General Question
Do you agree with the following quote about the electron's nature?
I don’t want to spam anyone, but this is a quote, meaning this is NOT MY OPINION AT ALL! I just post it in my thread because I obviously can’t contact LuckyGuy (he’s a little less active recently), and I love posting contradictory ideas to the foreknown notions of science, just to hear the explanations behind the contrary. :-) Well, here it goes:
“It is so very simple to understand that elemental nuclei conduct inductive energy, and there is a clear distinction between the two entities. We seem to have drifted into a sea of “vagueness” where we cannot distinguish between element and energy. If an electron is a particle, how can this solid particle whizz around inside its own solid confines? Where’s the practicality in that?
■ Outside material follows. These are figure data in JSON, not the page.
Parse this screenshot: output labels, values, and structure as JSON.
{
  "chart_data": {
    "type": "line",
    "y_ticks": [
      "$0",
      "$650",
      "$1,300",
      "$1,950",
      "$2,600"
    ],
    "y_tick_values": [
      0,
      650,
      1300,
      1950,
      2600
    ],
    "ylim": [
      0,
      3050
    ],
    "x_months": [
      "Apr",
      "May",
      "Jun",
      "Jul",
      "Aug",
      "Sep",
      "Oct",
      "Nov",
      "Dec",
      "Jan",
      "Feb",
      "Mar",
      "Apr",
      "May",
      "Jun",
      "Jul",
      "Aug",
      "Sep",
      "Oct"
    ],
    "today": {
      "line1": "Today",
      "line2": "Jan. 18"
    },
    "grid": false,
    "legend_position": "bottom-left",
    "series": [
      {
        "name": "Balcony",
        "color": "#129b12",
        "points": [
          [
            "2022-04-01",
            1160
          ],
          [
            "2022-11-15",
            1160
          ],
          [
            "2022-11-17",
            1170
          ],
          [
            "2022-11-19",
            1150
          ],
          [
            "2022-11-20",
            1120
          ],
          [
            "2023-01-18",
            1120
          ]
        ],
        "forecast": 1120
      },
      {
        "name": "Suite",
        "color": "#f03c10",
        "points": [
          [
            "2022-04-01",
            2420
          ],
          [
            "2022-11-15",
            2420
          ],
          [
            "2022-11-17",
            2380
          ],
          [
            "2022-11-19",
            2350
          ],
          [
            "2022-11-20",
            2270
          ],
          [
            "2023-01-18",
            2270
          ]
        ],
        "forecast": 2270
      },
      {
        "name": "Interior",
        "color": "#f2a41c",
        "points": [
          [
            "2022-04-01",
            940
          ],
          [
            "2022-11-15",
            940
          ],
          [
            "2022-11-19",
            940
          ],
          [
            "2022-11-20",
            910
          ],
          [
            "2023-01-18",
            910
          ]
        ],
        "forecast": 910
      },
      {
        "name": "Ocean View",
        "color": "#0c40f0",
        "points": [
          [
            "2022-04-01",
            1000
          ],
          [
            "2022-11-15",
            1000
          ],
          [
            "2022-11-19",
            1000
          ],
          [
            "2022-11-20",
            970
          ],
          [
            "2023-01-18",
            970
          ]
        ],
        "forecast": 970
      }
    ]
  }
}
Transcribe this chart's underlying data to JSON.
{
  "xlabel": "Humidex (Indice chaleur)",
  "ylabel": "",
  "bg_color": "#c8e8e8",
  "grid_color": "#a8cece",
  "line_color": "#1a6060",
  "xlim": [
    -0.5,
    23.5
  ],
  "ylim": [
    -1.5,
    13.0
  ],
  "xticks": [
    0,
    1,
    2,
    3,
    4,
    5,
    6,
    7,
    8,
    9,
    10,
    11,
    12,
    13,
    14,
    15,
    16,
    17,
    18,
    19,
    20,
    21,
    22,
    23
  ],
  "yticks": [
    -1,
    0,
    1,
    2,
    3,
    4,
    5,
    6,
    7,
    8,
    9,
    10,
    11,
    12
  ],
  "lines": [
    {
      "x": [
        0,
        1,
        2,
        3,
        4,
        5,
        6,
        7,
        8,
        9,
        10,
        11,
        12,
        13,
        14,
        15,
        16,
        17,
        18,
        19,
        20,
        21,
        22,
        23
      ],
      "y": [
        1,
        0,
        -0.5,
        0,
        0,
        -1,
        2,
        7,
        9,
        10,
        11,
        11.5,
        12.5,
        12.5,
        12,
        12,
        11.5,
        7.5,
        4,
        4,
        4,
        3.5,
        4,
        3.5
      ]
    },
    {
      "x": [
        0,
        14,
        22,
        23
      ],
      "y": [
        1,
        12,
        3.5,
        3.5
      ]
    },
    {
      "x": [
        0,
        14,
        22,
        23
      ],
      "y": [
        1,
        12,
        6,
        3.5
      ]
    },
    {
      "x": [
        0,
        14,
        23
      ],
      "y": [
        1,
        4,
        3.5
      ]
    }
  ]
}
How can a solid electron be “FREE” to carry a positive charge? Electrons are supposed to be “NEGATIVE”, in order to carry a positive charge it would have to change into a free positron, but if this positron is a solid, how can it transfer energetic force by jumping from one nucleus to the next nucleus? This is completely contrary to the inherent nature of how we understand the basic intrinsic nature of electron activity relative to our fundamental understanding of how electrons work relative to the atomic model. There is no experimental evidence to support solid electrons move or orbit at all, let alone carry a positive charge. How can a negative electron carry a positive charge? It is either positive or negative, free or captured, it cannot be both!! The reactive glows around all elemental nuclei that we recognise as electrons is the subject of a gross misinterpretation.”